I Don’t Believe in Mutations?

A couple weeks ago I was alerted to a NPR blog with the title, “Why Do So Many Have Trouble Believing In Evolution?” The blog’s author, Dr. Marcelo Gleiser, is a theoretical physicist at Dartmouth College. Gleiser begins the blog with statistics from polls that show many people do not believe in evolution and how that relates to educational level and church attendance. He states, “Not surprisingly, and rather unfortunately, religious belief interferes with people’s understanding of what the theory of evolution says.”[1]

First of all the “theory of evolution” doesn’t say anything (this is the fallacy of reification). However, scientists do say things about evolution, and what they think about the unobservable past is greatly influenced by their “religious belief.” Especially when it comes to historical science (evolution and creation), the beliefs or presuppositions of the scientist play a major role in interpreting evidence in the present and the conclusions drawn about the past. Scientists such as myself begin with the inerrant Word of God and His eyewitness account from the beginning of time given in Genesis. Other scientists start with human opinion, imaginations, and ideas that are subjective and fallible.

Gleiser states, “The evidence for evolution is overwhelming.” He discusses the fossil record and radiometric dating and then talks about “in-your-face evolution” giving the example of antibiotic resistant bacteria. He writes that, “. . . there are creationist scientists who claim that mutation is not the true mechanism of resistance.” As I read it I thought, “That’s unbelievable, who could that be?” only to discover he thinks it’s me!

He quotes from an article I wrote for Answers magazine entitled, “Antibiotic Resistance of Bacteria: An Example of Evolution in Action?” He argues that I think horizontal gene transfer (bacteria swapping DNA) is the only way that bacteria become antibiotic resistant. I honestly have to question if he read the article, because I wrote the following in that article:

Bacteria can gain resistance through two primary ways:

1. By mutation, and

2. By using a built in design feature to swap DNA (called horizontal gene transfer)—bacteria share resistance genes.

I clearly don’t argue that swapping DNA is the only way.
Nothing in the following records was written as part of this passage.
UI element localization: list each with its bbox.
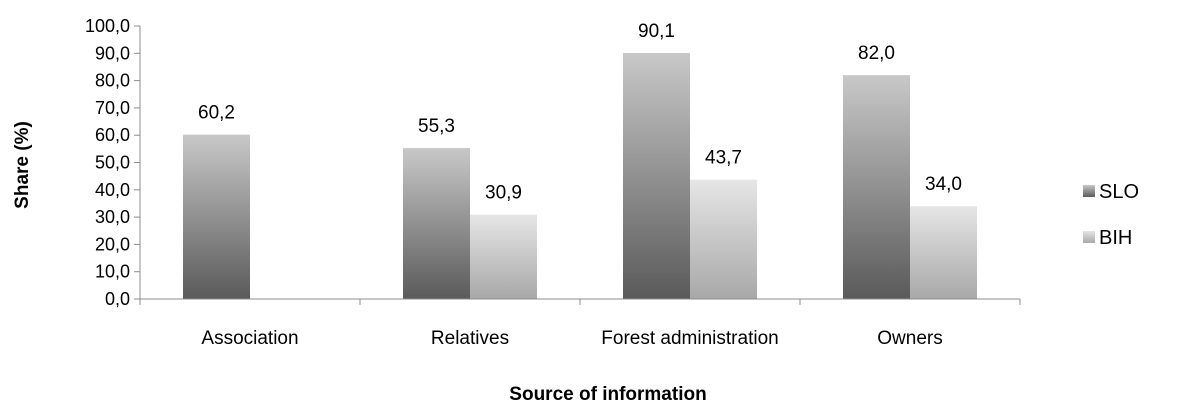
value-labels-group: 60,2 55,3 90,1 82,0 30,9 43,7 34,0 bbox=[198, 21, 962, 204]
bar-slo bbox=[843, 75, 910, 299]
bar-slo bbox=[183, 134, 250, 299]
y-tick-label: 20,0 bbox=[95, 234, 130, 254]
data-label: 60,2 bbox=[198, 103, 235, 124]
y-tick-label: 80,0 bbox=[95, 71, 130, 91]
x-tick-label: Association bbox=[201, 328, 298, 349]
data-label: 82,0 bbox=[858, 43, 895, 64]
y-tick-label: 40,0 bbox=[95, 180, 130, 200]
y-tick-label: 100,0 bbox=[85, 16, 130, 36]
bars-group bbox=[183, 53, 977, 299]
bar-bih bbox=[910, 206, 977, 299]
data-label: 43,7 bbox=[705, 148, 742, 169]
y-tick-label: 60,0 bbox=[95, 125, 130, 145]
bar-slo bbox=[623, 53, 690, 299]
data-label: 90,1 bbox=[638, 21, 675, 42]
x-tick-label: Owners bbox=[877, 328, 942, 349]
x-axis: Association Relatives Forest administratio… bbox=[139, 298, 1021, 349]
y-tick-label: 0,0 bbox=[105, 289, 130, 309]
y-tick-label: 50,0 bbox=[95, 153, 130, 173]
x-tick-label: Forest administration bbox=[601, 328, 778, 349]
bar-bih bbox=[470, 214, 537, 299]
bar-bih bbox=[690, 179, 757, 299]
legend: SLO BIH bbox=[1083, 181, 1139, 249]
x-axis-title: Source of information bbox=[509, 384, 706, 405]
x-tick-label: Relatives bbox=[431, 328, 509, 349]
bar-slo bbox=[403, 148, 470, 299]
legend-label: SLO bbox=[1099, 181, 1139, 203]
y-tick-label: 70,0 bbox=[95, 98, 130, 118]
data-label: 34,0 bbox=[925, 174, 962, 195]
y-axis-title: Share (%) bbox=[12, 121, 33, 209]
data-label: 55,3 bbox=[418, 116, 455, 137]
legend-swatch-bih bbox=[1083, 231, 1095, 243]
y-tick-label: 10,0 bbox=[95, 262, 130, 282]
legend-swatch-slo bbox=[1083, 185, 1095, 197]
y-axis: 0,0 10,0 20,0 30,0 40,0 50,0 60,0 70,0 80,0 90,0 1… bbox=[85, 16, 141, 309]
data-label: 30,9 bbox=[485, 183, 522, 204]
y-tick-label: 30,0 bbox=[95, 207, 130, 227]
y-tick-label: 90,0 bbox=[95, 43, 130, 63]
legend-label: BIH bbox=[1099, 227, 1132, 249]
In fact, I only wrote one paragraph about bacteria swapping DNA following a much lengthier discussion on the role of mutation. Mutation is what results in changes to genes that can then be swapped to gain antibiotic resistance. I have written numerous articles (and focused much of my research) on mutations resulting in change in bacteria, here are just a few:

Gleiser closes the blog with this:

Even though I’m not a believer, I wonder why those who are need to equate God with the hard work of designing people, bacteria, dinosaurs, or some 900,000 known species of insects. . . . Surely there are better ways to find God or other paths toward spiritual meaning in life?

For an omnipotent and omniscient God, creating was not “hard work.” He simply spoke and all things came into existence (Genesis 1). He didn’t create all the different species that we have today but rather created them according to their kind (for many organisms this is at the “family” level) and designed them with the ability to change and adapt in a post-Fall, post-Flood world leading to our modern species.

And God loved us so much that He sent His only Son, Jesus Christ, to die on the cross for us (John 3:16–17) so that our relationship with Him could be restored. There are not “better ways” or “other paths.” Jesus tells us in John 14:6 that “I am the way, the truth, and the life. No one comes to the Father except through Me.” May we pray that Dr. Gleiser and other scientists like him will come to the knowledge of the truth before it is too late.

Keep fighting the good fight of the faith!


[1] Marcelo Gleiser, “Why Do So Many Have Trouble Believing in Evolution?” January 18, 2012, npr.org.